A novel human fetal liver-derived model reveals that MLL-AF4 drives a distinct fetal gene expression program in infant ALL
Rice S., Jackson T., Crump N., Fordham N., Elliott N., O’Byrne S., Inglott S., Ladon D., Wright G., Bartram J., Ancliff P., Mead A., Halsey C., Roberts I., Milne T., Roy A.
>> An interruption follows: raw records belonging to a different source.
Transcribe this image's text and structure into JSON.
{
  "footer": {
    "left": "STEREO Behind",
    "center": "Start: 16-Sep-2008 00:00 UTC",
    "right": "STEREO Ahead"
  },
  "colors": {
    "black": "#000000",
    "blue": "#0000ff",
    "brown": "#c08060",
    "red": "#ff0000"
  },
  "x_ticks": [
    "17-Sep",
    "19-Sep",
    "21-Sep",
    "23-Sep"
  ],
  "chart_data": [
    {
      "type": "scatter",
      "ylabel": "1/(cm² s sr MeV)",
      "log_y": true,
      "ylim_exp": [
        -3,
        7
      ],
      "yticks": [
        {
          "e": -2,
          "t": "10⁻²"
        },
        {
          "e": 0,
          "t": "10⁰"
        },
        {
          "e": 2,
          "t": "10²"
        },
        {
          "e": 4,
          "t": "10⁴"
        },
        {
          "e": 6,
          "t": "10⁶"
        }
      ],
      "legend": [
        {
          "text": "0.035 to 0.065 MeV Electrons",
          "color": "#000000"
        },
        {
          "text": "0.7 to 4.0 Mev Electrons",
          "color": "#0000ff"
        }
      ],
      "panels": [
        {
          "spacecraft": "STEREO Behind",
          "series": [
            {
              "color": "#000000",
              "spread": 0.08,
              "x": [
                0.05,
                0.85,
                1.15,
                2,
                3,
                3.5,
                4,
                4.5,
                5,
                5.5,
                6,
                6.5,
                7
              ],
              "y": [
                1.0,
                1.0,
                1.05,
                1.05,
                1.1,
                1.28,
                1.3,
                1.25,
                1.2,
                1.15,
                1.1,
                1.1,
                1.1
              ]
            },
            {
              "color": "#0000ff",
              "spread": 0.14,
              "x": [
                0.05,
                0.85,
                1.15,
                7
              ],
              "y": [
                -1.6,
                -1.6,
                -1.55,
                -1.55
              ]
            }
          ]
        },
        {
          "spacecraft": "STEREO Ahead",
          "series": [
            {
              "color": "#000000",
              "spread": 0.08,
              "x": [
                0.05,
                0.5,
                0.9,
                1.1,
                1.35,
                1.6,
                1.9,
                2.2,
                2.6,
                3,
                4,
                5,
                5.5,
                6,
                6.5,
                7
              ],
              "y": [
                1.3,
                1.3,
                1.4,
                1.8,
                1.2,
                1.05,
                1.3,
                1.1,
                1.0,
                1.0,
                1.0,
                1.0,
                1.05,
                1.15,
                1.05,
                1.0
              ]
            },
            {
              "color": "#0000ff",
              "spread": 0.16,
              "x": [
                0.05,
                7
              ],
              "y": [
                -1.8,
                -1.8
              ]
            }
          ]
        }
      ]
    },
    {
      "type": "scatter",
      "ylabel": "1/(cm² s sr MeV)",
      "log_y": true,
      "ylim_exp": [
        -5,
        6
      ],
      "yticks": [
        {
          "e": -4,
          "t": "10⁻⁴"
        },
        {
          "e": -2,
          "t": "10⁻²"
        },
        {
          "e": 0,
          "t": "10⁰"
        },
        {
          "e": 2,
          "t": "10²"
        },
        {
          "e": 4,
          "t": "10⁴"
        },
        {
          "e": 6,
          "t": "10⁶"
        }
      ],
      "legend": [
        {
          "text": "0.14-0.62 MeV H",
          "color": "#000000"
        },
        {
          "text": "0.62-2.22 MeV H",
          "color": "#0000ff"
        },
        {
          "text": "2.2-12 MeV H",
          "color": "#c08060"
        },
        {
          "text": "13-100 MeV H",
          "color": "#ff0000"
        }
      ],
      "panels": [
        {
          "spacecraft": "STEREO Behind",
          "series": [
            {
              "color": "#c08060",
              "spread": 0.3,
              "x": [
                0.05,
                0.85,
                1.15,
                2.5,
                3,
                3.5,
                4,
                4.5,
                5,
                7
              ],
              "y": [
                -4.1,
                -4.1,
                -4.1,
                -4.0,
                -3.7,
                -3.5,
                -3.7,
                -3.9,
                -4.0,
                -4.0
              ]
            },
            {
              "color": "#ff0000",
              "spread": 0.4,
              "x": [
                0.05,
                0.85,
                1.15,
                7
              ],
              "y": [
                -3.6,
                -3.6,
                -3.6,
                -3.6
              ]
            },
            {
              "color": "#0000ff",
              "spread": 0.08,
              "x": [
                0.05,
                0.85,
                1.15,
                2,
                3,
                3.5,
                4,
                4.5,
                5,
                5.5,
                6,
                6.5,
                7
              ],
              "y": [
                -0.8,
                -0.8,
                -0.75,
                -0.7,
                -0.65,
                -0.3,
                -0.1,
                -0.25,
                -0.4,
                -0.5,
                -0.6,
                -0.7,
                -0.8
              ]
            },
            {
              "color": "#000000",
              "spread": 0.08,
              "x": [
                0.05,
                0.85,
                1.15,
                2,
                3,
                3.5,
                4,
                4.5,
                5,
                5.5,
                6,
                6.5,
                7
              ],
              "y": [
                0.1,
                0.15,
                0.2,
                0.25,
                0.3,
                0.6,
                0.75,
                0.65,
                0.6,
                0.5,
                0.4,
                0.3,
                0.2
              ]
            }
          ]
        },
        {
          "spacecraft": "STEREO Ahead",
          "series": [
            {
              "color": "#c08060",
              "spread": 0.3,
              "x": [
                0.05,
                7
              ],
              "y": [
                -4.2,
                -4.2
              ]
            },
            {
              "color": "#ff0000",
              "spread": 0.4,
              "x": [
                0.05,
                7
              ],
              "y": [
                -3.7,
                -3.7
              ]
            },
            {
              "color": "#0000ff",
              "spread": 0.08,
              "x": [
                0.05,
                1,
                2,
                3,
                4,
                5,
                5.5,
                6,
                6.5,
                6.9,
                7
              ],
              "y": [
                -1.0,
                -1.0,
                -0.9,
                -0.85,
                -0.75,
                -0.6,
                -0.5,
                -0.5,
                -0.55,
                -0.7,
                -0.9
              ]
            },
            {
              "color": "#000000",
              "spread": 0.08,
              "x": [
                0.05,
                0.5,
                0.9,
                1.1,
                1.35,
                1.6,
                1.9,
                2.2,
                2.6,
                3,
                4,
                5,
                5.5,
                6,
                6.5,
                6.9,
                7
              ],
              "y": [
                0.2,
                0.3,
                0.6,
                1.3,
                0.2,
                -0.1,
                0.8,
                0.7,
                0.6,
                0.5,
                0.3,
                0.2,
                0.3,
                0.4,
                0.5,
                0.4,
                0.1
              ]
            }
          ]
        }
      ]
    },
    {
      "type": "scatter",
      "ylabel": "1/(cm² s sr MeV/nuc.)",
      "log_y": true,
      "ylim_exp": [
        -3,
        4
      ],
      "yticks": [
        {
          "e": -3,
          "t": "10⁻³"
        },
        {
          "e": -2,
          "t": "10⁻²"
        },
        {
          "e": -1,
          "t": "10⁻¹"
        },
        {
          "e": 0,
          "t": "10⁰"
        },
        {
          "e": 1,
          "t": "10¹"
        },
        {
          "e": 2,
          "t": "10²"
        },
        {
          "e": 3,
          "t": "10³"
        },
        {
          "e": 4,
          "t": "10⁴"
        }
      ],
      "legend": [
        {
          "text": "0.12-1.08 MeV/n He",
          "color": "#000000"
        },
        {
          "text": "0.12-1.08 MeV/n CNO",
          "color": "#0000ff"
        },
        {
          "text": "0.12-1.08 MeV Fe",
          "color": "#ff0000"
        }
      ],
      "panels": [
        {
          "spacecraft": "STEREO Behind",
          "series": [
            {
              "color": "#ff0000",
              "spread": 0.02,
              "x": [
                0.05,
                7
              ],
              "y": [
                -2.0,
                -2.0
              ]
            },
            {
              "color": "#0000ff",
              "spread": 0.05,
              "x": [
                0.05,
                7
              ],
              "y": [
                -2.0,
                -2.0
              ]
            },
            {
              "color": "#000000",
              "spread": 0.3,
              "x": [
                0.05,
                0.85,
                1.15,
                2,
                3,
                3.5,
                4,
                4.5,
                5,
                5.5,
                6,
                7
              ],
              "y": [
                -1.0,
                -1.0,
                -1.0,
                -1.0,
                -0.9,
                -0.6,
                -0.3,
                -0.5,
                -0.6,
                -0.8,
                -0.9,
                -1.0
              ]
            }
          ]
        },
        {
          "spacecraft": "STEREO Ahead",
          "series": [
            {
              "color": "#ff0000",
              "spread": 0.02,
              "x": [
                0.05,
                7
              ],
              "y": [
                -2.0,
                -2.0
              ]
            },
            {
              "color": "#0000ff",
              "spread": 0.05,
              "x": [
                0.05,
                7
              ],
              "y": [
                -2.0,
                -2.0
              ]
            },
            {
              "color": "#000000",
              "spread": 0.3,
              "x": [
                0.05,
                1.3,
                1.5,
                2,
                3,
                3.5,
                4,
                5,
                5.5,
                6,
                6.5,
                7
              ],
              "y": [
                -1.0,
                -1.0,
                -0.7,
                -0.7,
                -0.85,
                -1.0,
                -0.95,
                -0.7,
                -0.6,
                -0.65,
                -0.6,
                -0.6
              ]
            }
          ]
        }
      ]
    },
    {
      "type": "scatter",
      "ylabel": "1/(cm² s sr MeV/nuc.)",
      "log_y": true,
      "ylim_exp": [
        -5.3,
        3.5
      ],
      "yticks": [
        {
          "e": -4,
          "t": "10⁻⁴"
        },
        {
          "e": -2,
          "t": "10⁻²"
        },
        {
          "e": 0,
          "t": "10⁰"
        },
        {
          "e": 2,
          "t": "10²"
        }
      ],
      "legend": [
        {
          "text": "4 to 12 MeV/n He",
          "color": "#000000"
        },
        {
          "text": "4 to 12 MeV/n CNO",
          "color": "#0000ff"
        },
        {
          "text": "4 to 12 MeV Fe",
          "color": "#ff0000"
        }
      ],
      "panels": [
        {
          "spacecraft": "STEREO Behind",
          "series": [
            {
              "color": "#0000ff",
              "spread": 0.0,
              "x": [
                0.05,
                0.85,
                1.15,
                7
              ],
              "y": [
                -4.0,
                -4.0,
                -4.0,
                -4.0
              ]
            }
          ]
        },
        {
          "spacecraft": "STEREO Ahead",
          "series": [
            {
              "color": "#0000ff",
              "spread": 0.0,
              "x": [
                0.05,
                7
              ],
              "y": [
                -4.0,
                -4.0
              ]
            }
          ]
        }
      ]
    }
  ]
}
ABSTRACT Although 90% of children with acute lymphoblastic leukemia (ALL) are now cured 1 , the prognosis of infant-ALL (diagnosis within the first year of life) remains dismal 2 . Infant-ALL is usually caused by a single genetic hit that arises in utero rearrangement of the MLL/KMT2A gene ( MLL-r ). This is sufficient to give rise to a uniquely aggressive and treatment-refractory leukemia compared to older children with the same MLL-r 3–5 . The reasons for disparate outcomes in patients of different ages with identical driver mutations are unknown. This paper addresses the hypothesis that fetal-specific gene expression programs co-operate with MLL-AF4 to initiate and maintain infant-ALL. Using direct comparison of fetal and adult HSC and progenitor transcriptomes we identify fetal-specific gene expression programs in primary human cells. We show that MLL-AF4 -driven infant-ALL, but not MLL-AF4 childhood-ALL, displays expression of fetal-specific genes. In a direct test of this observation, we find that CRISPR-Cas9 gene editing of primary human fetal liver cells to produce a t(4;11)/ MLL-AF4 translocation replicates the clinical features of infant-ALL and drives infant-ALL-specific and fetal-specific gene expression programs. These data strongly support the hypothesis that fetal-specific gene expression programs co-operate with MLL-AF4 to initiate and maintain the distinct biology of infant-ALL.